The next Phylum includes their hosts, the oysters: Phylum Mollusca. The molluscs invented and perfected the shell and include the Univalves, with one shell (snails, limpets, abalone etc), the Bivalvia, with two shells (oyster, mussels, cockles, clams etc), and the Cephalopods (squid and octopus). Some groups have secondarily lost their shells, such as the slugs. By far the most intelligent of the Molluscs are the octopus. I once had a pet’ Blue Ringed Octopus. He was poisonous so I never touched him but he lived in a tank where I worked and I fed him small crabs. He knew I was bringing him food and would get very excited, bouncing out of the plastic tube in which he lived and blowing up his blue rings. He was pretty vicious with crabs, biting them and ripping them limb from limb. But one day I put in a crab who was too big and he ate my Ocky instead.

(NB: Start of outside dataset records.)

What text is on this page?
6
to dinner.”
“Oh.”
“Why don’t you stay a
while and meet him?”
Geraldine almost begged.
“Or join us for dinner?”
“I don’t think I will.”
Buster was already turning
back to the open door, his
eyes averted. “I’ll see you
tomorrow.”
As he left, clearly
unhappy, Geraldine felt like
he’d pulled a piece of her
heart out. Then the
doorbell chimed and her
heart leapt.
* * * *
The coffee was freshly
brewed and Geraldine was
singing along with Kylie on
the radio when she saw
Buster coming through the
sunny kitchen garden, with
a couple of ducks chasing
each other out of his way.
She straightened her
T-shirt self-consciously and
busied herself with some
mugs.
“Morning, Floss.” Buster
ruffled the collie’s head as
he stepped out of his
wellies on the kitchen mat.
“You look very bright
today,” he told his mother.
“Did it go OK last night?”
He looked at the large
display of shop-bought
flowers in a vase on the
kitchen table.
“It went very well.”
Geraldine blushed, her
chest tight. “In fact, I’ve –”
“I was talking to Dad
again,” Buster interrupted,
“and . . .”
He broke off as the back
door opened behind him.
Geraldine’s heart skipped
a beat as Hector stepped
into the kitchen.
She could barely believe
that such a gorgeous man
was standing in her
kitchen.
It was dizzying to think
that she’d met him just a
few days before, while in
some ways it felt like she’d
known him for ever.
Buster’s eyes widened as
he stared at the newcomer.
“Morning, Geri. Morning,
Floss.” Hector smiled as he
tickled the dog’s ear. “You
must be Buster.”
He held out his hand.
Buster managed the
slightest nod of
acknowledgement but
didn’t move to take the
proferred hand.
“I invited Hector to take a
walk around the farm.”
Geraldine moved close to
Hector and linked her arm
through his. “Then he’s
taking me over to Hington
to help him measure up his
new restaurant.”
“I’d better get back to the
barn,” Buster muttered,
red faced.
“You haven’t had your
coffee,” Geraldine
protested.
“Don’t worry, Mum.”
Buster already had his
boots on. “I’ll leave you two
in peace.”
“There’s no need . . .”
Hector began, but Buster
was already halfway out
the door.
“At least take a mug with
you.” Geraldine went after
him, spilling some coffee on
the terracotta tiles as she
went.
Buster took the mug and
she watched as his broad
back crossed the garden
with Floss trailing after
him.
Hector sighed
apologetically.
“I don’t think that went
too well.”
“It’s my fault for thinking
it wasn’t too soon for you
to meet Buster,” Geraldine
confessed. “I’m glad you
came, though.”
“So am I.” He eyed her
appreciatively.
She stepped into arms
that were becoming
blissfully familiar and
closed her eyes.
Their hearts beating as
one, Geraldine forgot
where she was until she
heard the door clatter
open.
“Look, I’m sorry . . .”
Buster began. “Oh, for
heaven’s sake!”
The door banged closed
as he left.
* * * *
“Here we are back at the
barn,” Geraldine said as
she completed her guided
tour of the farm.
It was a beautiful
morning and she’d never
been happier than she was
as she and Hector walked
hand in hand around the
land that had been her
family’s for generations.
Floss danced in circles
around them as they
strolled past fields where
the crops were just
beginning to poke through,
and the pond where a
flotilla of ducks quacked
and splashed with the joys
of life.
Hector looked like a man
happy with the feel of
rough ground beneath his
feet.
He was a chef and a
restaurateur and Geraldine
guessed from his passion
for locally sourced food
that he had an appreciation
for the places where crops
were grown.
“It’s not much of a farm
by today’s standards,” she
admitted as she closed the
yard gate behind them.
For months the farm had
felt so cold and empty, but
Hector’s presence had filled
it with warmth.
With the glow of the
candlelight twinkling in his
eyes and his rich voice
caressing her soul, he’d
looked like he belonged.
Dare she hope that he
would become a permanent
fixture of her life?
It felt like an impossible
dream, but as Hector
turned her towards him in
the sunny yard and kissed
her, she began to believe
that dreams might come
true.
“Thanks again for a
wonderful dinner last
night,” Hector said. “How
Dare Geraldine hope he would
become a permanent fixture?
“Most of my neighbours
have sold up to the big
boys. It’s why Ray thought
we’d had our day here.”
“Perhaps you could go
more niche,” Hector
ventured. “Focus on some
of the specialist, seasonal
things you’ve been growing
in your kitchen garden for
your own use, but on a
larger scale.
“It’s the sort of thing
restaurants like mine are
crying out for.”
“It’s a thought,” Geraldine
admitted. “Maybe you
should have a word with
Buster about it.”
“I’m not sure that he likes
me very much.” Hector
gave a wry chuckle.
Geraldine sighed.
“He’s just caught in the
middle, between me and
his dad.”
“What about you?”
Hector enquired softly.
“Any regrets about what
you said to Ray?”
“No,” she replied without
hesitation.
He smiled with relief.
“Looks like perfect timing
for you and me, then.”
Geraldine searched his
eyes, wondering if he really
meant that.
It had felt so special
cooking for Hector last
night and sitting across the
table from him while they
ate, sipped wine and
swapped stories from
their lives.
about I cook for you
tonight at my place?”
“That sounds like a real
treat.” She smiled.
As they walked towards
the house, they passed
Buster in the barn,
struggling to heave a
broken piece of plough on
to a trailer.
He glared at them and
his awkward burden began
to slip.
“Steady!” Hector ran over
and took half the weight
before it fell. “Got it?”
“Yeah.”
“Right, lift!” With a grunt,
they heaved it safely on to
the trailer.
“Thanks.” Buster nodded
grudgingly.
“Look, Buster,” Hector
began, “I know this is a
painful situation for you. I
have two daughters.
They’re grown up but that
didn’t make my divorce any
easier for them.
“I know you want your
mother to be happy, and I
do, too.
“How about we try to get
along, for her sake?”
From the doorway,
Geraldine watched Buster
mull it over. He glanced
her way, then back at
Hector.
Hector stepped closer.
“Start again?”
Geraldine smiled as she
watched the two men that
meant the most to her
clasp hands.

Which brings us to the Arthropods. This is a massive Phylum and contains far more diversity than the Chordates. The three major groups are the Crustacea, which dominate the oceans and include all manner of jointed-leg creatures that prowl the waters: prawns and crayfish, lobsters and shrimp, crabs, crabs and more crabs plus the lesser known Amphipoda, Ostracoda and Copepoda. All have a hard exoskeleton which they have to shed in order to grow and jointed legs from which the phylum gets its name. Some of the tastiest marine life are Crustaceans and they are particularly important in Antarctic food chains with Krill being the basis of life for whales, seals, fish and penguins.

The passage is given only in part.